Below are two different TCP handshakes completed with syncookies and the timestamp patch. Note that the lowest bits of the SYN-ACK timestamp are the same in each handshake even at different points in time because each handshake uses the same SACK and window scaling options. As a result the timestamp values in each SYN-ACK are different but the lower nine bits share the same 0x166 value.
13:51:04.582464 IP 127.0.0.1.57985 > 127.0.0.1.4050: S 1061746051:1061746051(0)
win 32792 <mss 16396,sackOK,timestamp 0xfffea013 0,nop,wscale 6>
13:51:04.582478 IP 127.0.0.1.4050 > 127.0.0.1.57985: S 2800702917:2800702917(0)
ack 1061746052 win 32768 <mss 16396,sackOK,timestamp 0xfffe9f66 0xfffea013,nop,wscale 6>
13:51:04.582480 IP 127.0.0.1.57985 > 127.0.0.1.4050: .
ack 1 win 513 <nop,nop,timestamp 0xfffea013 0xfffe9466>
13:59:19.047306 IP 127.0.0.1.45979 > 127.0.0.1.4050: S 218483035:218483035(0)
win 32792 <mss 16396,sackOK,timestamp 0x0001bed4 0,nop,wscale 6>
13:59:19.047320 IP 127.0.0.1.4050 > 127.0.0.1.45979: S 1141094138:1141094138(0)
ack 218483036 win 32768 <mss 16396,sackOK,timestamp 0x0001bd66 0x0001bed4,nop,wscale 6>
13:59:19.047322 IP 127.0.0.1.45979 > 127.0.0.1.4050: .
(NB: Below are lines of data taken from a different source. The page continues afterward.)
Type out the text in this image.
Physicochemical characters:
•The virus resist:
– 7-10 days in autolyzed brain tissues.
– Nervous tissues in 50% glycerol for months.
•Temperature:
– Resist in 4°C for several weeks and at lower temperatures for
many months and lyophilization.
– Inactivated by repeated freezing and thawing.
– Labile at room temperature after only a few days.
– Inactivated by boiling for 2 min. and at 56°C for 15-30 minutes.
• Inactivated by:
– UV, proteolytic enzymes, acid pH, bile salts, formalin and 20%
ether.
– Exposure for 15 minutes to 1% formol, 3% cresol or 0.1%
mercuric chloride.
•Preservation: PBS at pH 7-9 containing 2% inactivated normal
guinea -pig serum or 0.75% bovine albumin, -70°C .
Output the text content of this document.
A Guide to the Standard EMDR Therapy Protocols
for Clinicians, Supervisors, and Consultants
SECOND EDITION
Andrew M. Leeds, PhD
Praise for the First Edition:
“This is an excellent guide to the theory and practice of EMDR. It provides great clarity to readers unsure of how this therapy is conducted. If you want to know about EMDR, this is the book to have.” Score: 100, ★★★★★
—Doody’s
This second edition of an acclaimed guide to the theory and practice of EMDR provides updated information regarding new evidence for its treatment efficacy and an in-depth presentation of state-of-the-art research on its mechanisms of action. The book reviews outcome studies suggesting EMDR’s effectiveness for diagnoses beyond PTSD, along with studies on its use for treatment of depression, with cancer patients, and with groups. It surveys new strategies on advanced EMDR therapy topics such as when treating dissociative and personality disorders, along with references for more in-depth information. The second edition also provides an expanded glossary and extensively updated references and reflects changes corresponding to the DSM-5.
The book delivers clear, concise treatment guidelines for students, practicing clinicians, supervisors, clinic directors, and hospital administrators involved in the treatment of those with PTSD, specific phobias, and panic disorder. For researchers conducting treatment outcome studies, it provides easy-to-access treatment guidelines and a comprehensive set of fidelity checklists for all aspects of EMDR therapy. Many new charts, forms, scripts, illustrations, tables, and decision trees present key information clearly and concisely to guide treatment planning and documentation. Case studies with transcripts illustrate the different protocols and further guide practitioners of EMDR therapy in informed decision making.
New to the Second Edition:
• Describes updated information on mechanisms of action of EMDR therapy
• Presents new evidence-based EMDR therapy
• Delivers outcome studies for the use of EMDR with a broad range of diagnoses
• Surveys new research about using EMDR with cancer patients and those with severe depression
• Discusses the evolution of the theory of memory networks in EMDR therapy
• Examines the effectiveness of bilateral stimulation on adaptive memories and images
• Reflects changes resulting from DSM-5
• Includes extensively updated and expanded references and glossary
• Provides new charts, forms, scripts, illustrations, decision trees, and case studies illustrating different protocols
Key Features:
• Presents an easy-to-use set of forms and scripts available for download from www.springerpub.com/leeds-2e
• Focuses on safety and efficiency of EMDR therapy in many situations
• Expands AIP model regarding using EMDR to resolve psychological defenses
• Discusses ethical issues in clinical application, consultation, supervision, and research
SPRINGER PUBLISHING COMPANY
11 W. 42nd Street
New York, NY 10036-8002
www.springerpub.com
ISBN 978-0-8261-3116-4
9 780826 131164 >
ack 1 win 513 <nop,nop,timestamp 0x0001bed4 0x0001bd66>
While there is no guarantee that the timestamp option will be supported by every TCP peer, timestamps are widely deployed on the most common operating systems. Additionally, because timestamps, window scaling, and selective acknowledgments are all features related to high latency and bandwidth networks it would be unlikely to find an implementation that supported only a subset of these options.
One shortcoming of the scheme is that it is not general enough to be future-proof as new handshake based options may continue to be deployed. At this time the MSS, SACK, window scaling, and timestamp options are the only handshake options seen with any regularity other than the NOP option which is just used for packet alignment. However, the whole point of an extensible option scheme is to leave room for future improvements. The IANA registry that records option values was last updated in February 2007 to reserve option code 27 for use with Experimental RFC 4782 "Quick Start for TCP and IP". Only time will tell if that particular option will be the next challenge to the syncookie scheme or if something else will rise first.
The timestamp patch has only been posted very recently, and there has been little discussion of it beyond the developers who worked directly on it. It is not clear whether or not it will be accepted right away into the mainline, but it certainly seems to address a well known core problem with the syncookie at a minor cost.
With the updates for IPv6 and modern TCP option schemes syncookies
appear primed to keep providing sweet relief in their somewhat
esoteric networking security niche. Perhaps they will keep chugging
away for another 10 years without having to be re-baked.